Les questions portent sur deux sujets : les informations reçues des autorités sur la pandémie et la distribution de produits de première nécessité et de matériel de protection. Appelés à donner une note globale, comprise entre 10 − insatisfaction sur les deux questions, tous niveaux de responsabilité politique confondus – et 50 – satisfaction générale −, les Chinois donnent une note de 39,2. Avec 38,8, les habitants de la province du Hubei, épicentre de l’épidémie, sont à peine plus critiques.

 

Opinion corrélée aux conditions de vie

Si l’on regarde dans le détail, 75 % des sondés se disent satisfaits de l’information reçue et 67 % de la distribution des produits de première nécessité et des matériels de protection. Là aussi, les habitants du Hubei sont dans la moyenne. Enfin, comme souvent dans les enquêtes en Chine, les sondés apprécient davantage l’action des dirigeants nationaux que locaux. Concernant le premier point, la satisfaction va de 67 % pour l’information délivrée localement à 89 % pour l’information nationale. Sur la question matérielle, la satisfaction va de 58 % à 81 %. Seule ombre au tableau pour le gouvernement : les plus jeunes et les plus éduqués sont les moins satisfaits. D’après l’auteur, ce sont aussi les plus critiques vis-à-vis du pouvoir.

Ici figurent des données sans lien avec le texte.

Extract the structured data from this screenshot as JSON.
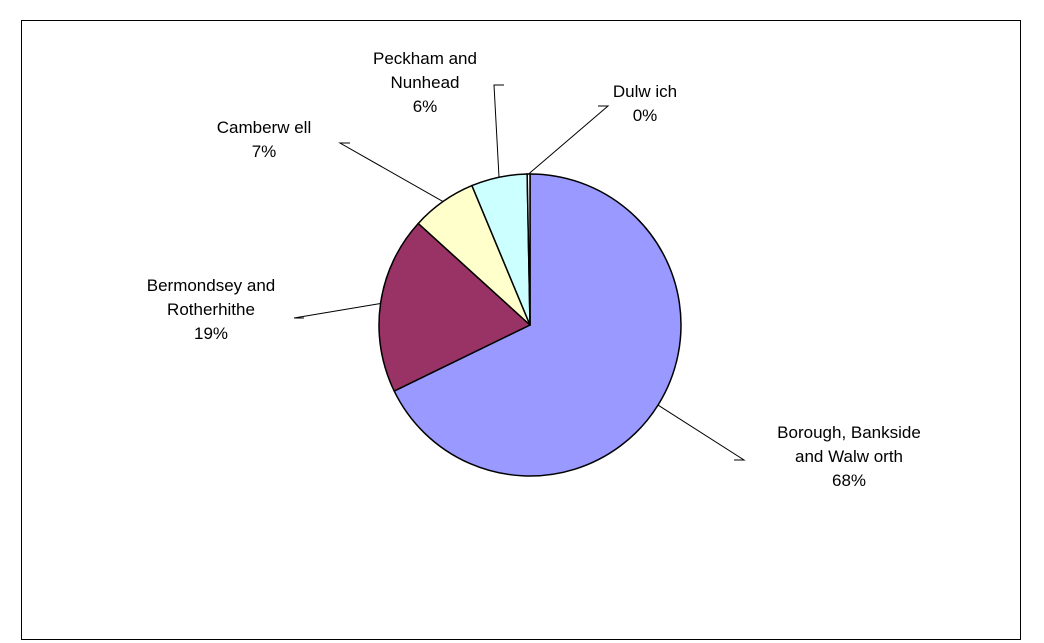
{
  "chart_data": {
    "type": "pie",
    "title": "",
    "legend": "none",
    "slices": [
      {
        "label_lines": [
          "Borough, Bankside",
          "and Walw orth"
        ],
        "pct_label": "68%",
        "value": 68,
        "color": "#9999ff"
      },
      {
        "label_lines": [
          "Bermondsey and",
          "Rotherhithe"
        ],
        "pct_label": "19%",
        "value": 19,
        "color": "#993366"
      },
      {
        "label_lines": [
          "Camberw ell"
        ],
        "pct_label": "7%",
        "value": 7,
        "color": "#ffffcc"
      },
      {
        "label_lines": [
          "Peckham and",
          "Nunhead"
        ],
        "pct_label": "6%",
        "value": 6,
        "color": "#ccffff"
      },
      {
        "label_lines": [
          "Dulw ich"
        ],
        "pct_label": "0%",
        "value": 0.3,
        "color": "#ffffff"
      }
    ]
  }
}
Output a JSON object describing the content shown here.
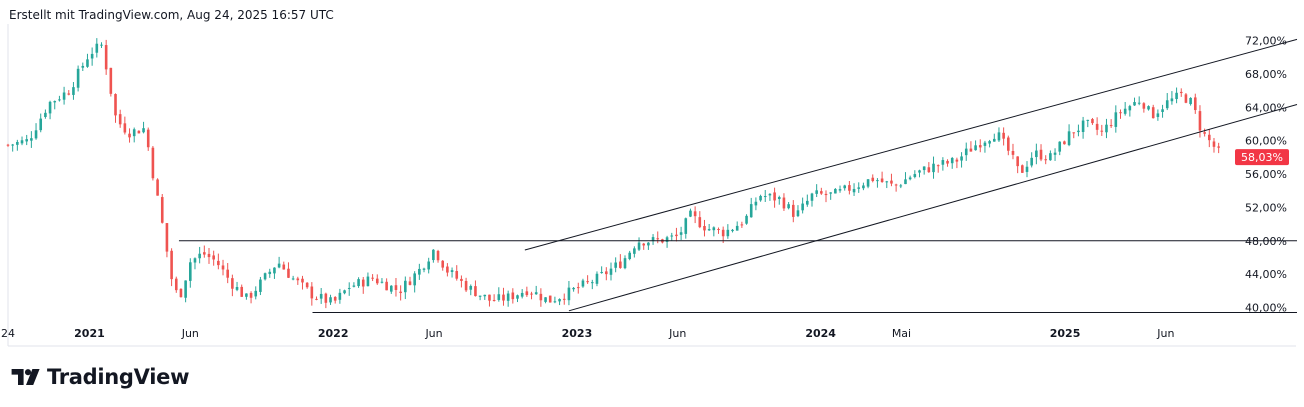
{
  "header": {
    "caption": "Erstellt mit TradingView.com, Aug 24, 2025 16:57 UTC"
  },
  "brand": {
    "name": "TradingView",
    "logo_icon": "tradingview-logo-icon"
  },
  "colors": {
    "up": "#26a69a",
    "down": "#ef5350",
    "price_label": "#f23645",
    "line": "#131722",
    "grid": "#e0e3eb"
  },
  "chart_data": {
    "type": "candlestick",
    "title": "",
    "y_unit": "%",
    "ylim": [
      38.5,
      74.0
    ],
    "y_ticks": [
      {
        "value": 72,
        "label": "72,00%"
      },
      {
        "value": 68,
        "label": "68,00%"
      },
      {
        "value": 64,
        "label": "64,00%"
      },
      {
        "value": 60,
        "label": "60,00%"
      },
      {
        "value": 56,
        "label": "56,00%"
      },
      {
        "value": 52,
        "label": "52,00%"
      },
      {
        "value": 48,
        "label": "48,00%"
      },
      {
        "value": 44,
        "label": "44,00%"
      },
      {
        "value": 40,
        "label": "40,00%"
      }
    ],
    "time_range": [
      "2020-09",
      "2025-08-24"
    ],
    "x_ticks": [
      {
        "date": "2020-09-01",
        "label": "24",
        "bold": false
      },
      {
        "date": "2021-01-01",
        "label": "2021",
        "bold": true
      },
      {
        "date": "2021-06-01",
        "label": "Jun",
        "bold": false
      },
      {
        "date": "2022-01-01",
        "label": "2022",
        "bold": true
      },
      {
        "date": "2022-06-01",
        "label": "Jun",
        "bold": false
      },
      {
        "date": "2023-01-01",
        "label": "2023",
        "bold": true
      },
      {
        "date": "2023-06-01",
        "label": "Jun",
        "bold": false
      },
      {
        "date": "2024-01-01",
        "label": "2024",
        "bold": true
      },
      {
        "date": "2024-05-01",
        "label": "Mai",
        "bold": false
      },
      {
        "date": "2025-01-01",
        "label": "2025",
        "bold": true
      },
      {
        "date": "2025-06-01",
        "label": "Jun",
        "bold": false
      }
    ],
    "price_path": [
      [
        "2020-09-01",
        59.5
      ],
      [
        "2020-10-01",
        60.0
      ],
      [
        "2020-11-01",
        64.5
      ],
      [
        "2020-12-01",
        66.0
      ],
      [
        "2021-01-01",
        70.5
      ],
      [
        "2021-01-20",
        71.5
      ],
      [
        "2021-02-10",
        62.5
      ],
      [
        "2021-03-01",
        61.0
      ],
      [
        "2021-03-25",
        61.5
      ],
      [
        "2021-04-05",
        56.5
      ],
      [
        "2021-04-20",
        50.0
      ],
      [
        "2021-05-05",
        43.0
      ],
      [
        "2021-05-15",
        41.0
      ],
      [
        "2021-06-01",
        45.5
      ],
      [
        "2021-06-20",
        46.5
      ],
      [
        "2021-07-10",
        45.5
      ],
      [
        "2021-08-01",
        43.0
      ],
      [
        "2021-08-25",
        41.0
      ],
      [
        "2021-09-20",
        43.5
      ],
      [
        "2021-10-10",
        45.5
      ],
      [
        "2021-11-01",
        43.5
      ],
      [
        "2021-12-01",
        41.5
      ],
      [
        "2022-01-01",
        40.5
      ],
      [
        "2022-01-25",
        42.5
      ],
      [
        "2022-03-01",
        43.5
      ],
      [
        "2022-04-10",
        42.0
      ],
      [
        "2022-05-10",
        44.5
      ],
      [
        "2022-06-01",
        47.0
      ],
      [
        "2022-06-20",
        44.5
      ],
      [
        "2022-07-20",
        42.5
      ],
      [
        "2022-08-25",
        40.8
      ],
      [
        "2022-09-20",
        41.2
      ],
      [
        "2022-10-20",
        42.2
      ],
      [
        "2022-11-20",
        40.8
      ],
      [
        "2022-12-20",
        41.8
      ],
      [
        "2023-02-01",
        43.5
      ],
      [
        "2023-03-10",
        45.5
      ],
      [
        "2023-04-01",
        48.0
      ],
      [
        "2023-05-01",
        48.0
      ],
      [
        "2023-06-01",
        48.5
      ],
      [
        "2023-06-20",
        51.0
      ],
      [
        "2023-07-15",
        49.5
      ],
      [
        "2023-08-10",
        49.0
      ],
      [
        "2023-09-10",
        50.5
      ],
      [
        "2023-10-01",
        53.5
      ],
      [
        "2023-11-01",
        53.0
      ],
      [
        "2023-11-25",
        51.0
      ],
      [
        "2023-12-20",
        53.5
      ],
      [
        "2024-01-20",
        53.5
      ],
      [
        "2024-02-20",
        54.5
      ],
      [
        "2024-03-20",
        55.5
      ],
      [
        "2024-04-20",
        54.5
      ],
      [
        "2024-05-20",
        56.0
      ],
      [
        "2024-06-20",
        57.0
      ],
      [
        "2024-07-20",
        57.5
      ],
      [
        "2024-08-20",
        59.5
      ],
      [
        "2024-09-20",
        61.0
      ],
      [
        "2024-10-10",
        58.5
      ],
      [
        "2024-10-25",
        56.0
      ],
      [
        "2024-11-15",
        58.5
      ],
      [
        "2024-12-10",
        58.0
      ],
      [
        "2025-01-10",
        61.0
      ],
      [
        "2025-02-01",
        62.0
      ],
      [
        "2025-02-25",
        61.0
      ],
      [
        "2025-03-25",
        63.5
      ],
      [
        "2025-04-25",
        65.0
      ],
      [
        "2025-05-10",
        63.0
      ],
      [
        "2025-06-01",
        64.5
      ],
      [
        "2025-06-25",
        65.5
      ],
      [
        "2025-07-10",
        64.5
      ],
      [
        "2025-07-25",
        61.0
      ],
      [
        "2025-08-10",
        59.5
      ],
      [
        "2025-08-24",
        58.03
      ]
    ],
    "lines": [
      {
        "name": "resistance-horizontal",
        "from": [
          "2021-05-15",
          48.0
        ],
        "to": [
          "2025-08-24",
          48.0
        ]
      },
      {
        "name": "support-horizontal",
        "from": [
          "2021-12-01",
          39.4
        ],
        "to": [
          "2025-08-24",
          39.4
        ]
      },
      {
        "name": "channel-upper",
        "from": [
          "2022-10-15",
          46.9
        ],
        "to": [
          "2025-08-24",
          69.7
        ]
      },
      {
        "name": "channel-lower",
        "from": [
          "2022-12-20",
          39.6
        ],
        "to": [
          "2025-08-24",
          61.8
        ]
      }
    ],
    "last_price": {
      "value": 58.03,
      "label": "58,03%"
    }
  }
}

Publiée en juillet, la seconde étude a été réalisée par trois universitaires (Edward Cunningham, Tony Saich et Jessie Turiel) du Ash Center for Democratic Governance and Innovation de l’université Harvard (Massachussetts). L’enquête, basée sur des entretiens individuels, a été menée à huit reprises, entre 2003 et 2016, auprès de 31 000 Chinois. Elle n’a, selon ses auteurs, pas d’équivalent. Deux éléments essentiels s’en dégagent : les Chinois, en ville ou à la campagne, sont de plus en plus satisfaits de leurs responsables tant nationaux que locaux, et leur opinion est directement corrélée à leurs conditions de vie matérielle.

Sur une échelle de 1 – très mécontent − à 4 − très satisfait −, les sondés étaient, en 2003, 8,9 % à se dire insatisfaits de leurs dirigeants centraux (note 1 ou 2) alors que 86,1 % étaient satisfaits (note 3 ou 4). En 2016, les premiers n’étaient désormais plus que 4,3 % et les seconds bondissaient à 93,1 %. Concernant les dirigeants locaux, le pourcentage d’insatisfaits diminue, passant de 51,6 % en 2003 à 25,6 % en 2016. A contrario, les satisfaits progressent de 43,6 % à 70 %.

 

L’importance de la question environnementale

En 2003, environ un Chinois sur deux estimait que les responsables locaux ne « faisaient que parler » et « s’intéressaient seulement à leurs propres intérêts ». Ils ne sont plus qu’un sur trois environ à le penser treize ans plus tard. Manifestement, la campagne anticorruption menée par Xi Jinping depuis son arrivée au pouvoir fin 2012 a marqué les esprits : en 2011, 55,2 % des Chinois jugeaient les responsables locaux « très malhonnêtes » ou « pas très honnêtes ». Jamais, depuis 2003, ce pourcentage n’avait été aussi élevé. Cinq ans plus tard, ce chiffre est tombé à 29,3 %. A contrario, en 2011, seuls 35,4 % des Chinois jugeaient leurs dirigeants locaux « à peu près, ou tout à fait honnêtes ». Cinq ans après, ils sont 65,3 % dans ce cas. Dans le même laps de temps, le pourcentage de Chinois qui approuvent les mesures contre la corruption passe de 35 % à 71 %.

La thématique de l’environnement a rejoint les questions en 2016. 34 % des Chinois ont jugé alors que la pollution de l’air était le principal problème environnemental, devant la sécurité alimentaire (19 %), et le changement climatique (16 %). Mais 75 % des sondés estimaient toutefois que le changement climatique était un phénomène réel et provoqué par l’homme. Quelque 49 % pensaient que la qualité de l’air avait régressé durant les cinq années précédentes. Néanmoins, 43 % voient une amélioration dans les années suivantes.

Pour les auteurs de l’étude, « le gouvernement chinois était plus populaire en 2016 qu’il ne l’a jamais été durant les deux décennies précédentes ». La première enquête, elle, tend à confirmer que Xi Jinping, malgré les défis que posent le ralentissement économique et la pollution, est sans doute sorti renforcé de la crise du Covid-19.